Und in diesem Sommer scheint sich die Entwicklung noch zu verstärken. Laut dem Deutschen Reiseverband (DRV) ist die Zahl der Buchungen in Reisebüros und bei den Online-Portalen der Veranstalter im Vergleich zum Vorjahr um elf Prozent gestiegen, der Umsatz sogar um 14 Prozent. "Die Deutschen haben große Lust am Reisen", sagt DRV-Sprecherin Kerstin Heinen. Gleichzeitig werde so früh gebucht wie nie zuvor. In Reisebüros wurde 2017 im Durchschnitt 113 Tage vor Reiseantritt gebucht, online 84 Tage vorher.
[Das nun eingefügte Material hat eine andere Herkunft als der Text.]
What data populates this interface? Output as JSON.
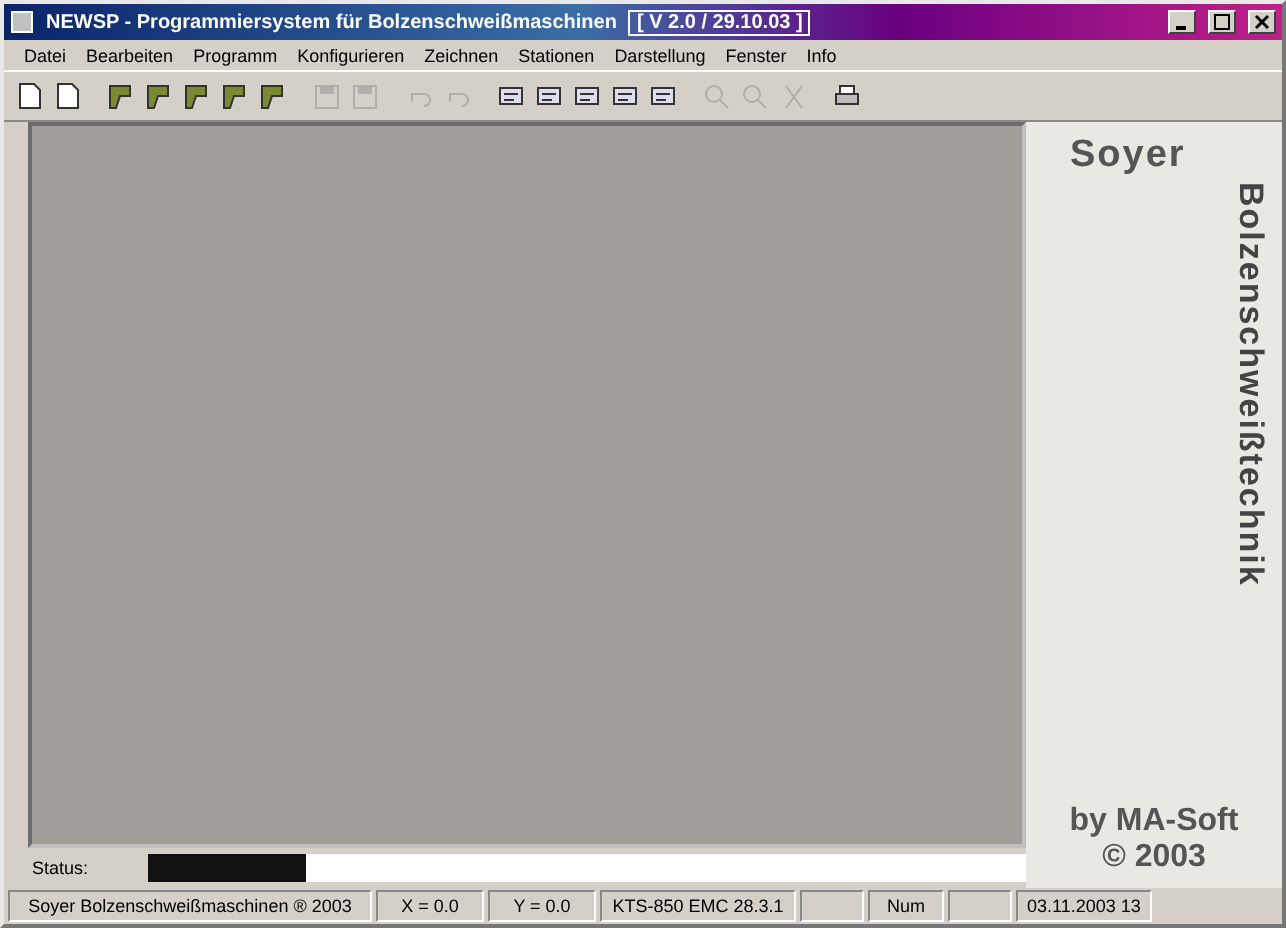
{
  "window": {
    "title": "NEWSP - Programmiersystem für Bolzenschweißmaschinen",
    "version": "[ V 2.0 / 29.10.03 ]"
  },
  "menu": [
    "Datei",
    "Bearbeiten",
    "Programm",
    "Konfigurieren",
    "Zeichnen",
    "Stationen",
    "Darstellung",
    "Fenster",
    "Info"
  ],
  "toolbar": [
    {
      "kind": "doc",
      "disabled": false
    },
    {
      "kind": "doc",
      "disabled": false
    },
    {
      "kind": "sep"
    },
    {
      "kind": "gun",
      "disabled": false
    },
    {
      "kind": "gun",
      "disabled": false
    },
    {
      "kind": "gun",
      "disabled": false
    },
    {
      "kind": "gun",
      "disabled": false
    },
    {
      "kind": "gun",
      "disabled": false
    },
    {
      "kind": "sep"
    },
    {
      "kind": "save",
      "disabled": true
    },
    {
      "kind": "save",
      "disabled": true
    },
    {
      "kind": "sep"
    },
    {
      "kind": "undo",
      "disabled": true
    },
    {
      "kind": "undo",
      "disabled": true
    },
    {
      "kind": "sep"
    },
    {
      "kind": "tool",
      "disabled": false
    },
    {
      "kind": "tool",
      "disabled": false
    },
    {
      "kind": "tool",
      "disabled": false
    },
    {
      "kind": "tool",
      "disabled": false
    },
    {
      "kind": "tool",
      "disabled": false
    },
    {
      "kind": "sep"
    },
    {
      "kind": "zoom",
      "disabled": true
    },
    {
      "kind": "zoom",
      "disabled": true
    },
    {
      "kind": "cut",
      "disabled": true
    },
    {
      "kind": "sep"
    },
    {
      "kind": "print",
      "disabled": false
    }
  ],
  "brand": {
    "name": "Soyer",
    "vertical": "Bolzenschweißtechnik",
    "author": "by MA-Soft",
    "copyright": "© 2003"
  },
  "progress": {
    "label": "Status:",
    "level": 0.18
  },
  "status_bar": [
    {
      "kind": "text",
      "text": "Soyer Bolzenschweißmaschinen ® 2003"
    },
    {
      "kind": "text",
      "text": "X = 0.0"
    },
    {
      "kind": "text",
      "text": "Y = 0.0"
    },
    {
      "kind": "text",
      "text": "KTS-850 EMC 28.3.1"
    },
    {
      "kind": "blank"
    },
    {
      "kind": "text",
      "text": "Num"
    },
    {
      "kind": "blank"
    },
    {
      "kind": "text",
      "text": "03.11.2003 13"
    }
  ]
}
Den Grund sieht Heinen in der guten wirtschaftlichen Lage und in den Frühbucherrabatten, die besonders von Familien genutzt werden. Last Minute hat dagegen an Bedeutung verloren. Zwar gibt es derzeit noch einiges an buchbaren Reisepaketen, sie sind aber in der Regel nicht viel günstiger als im Katalog.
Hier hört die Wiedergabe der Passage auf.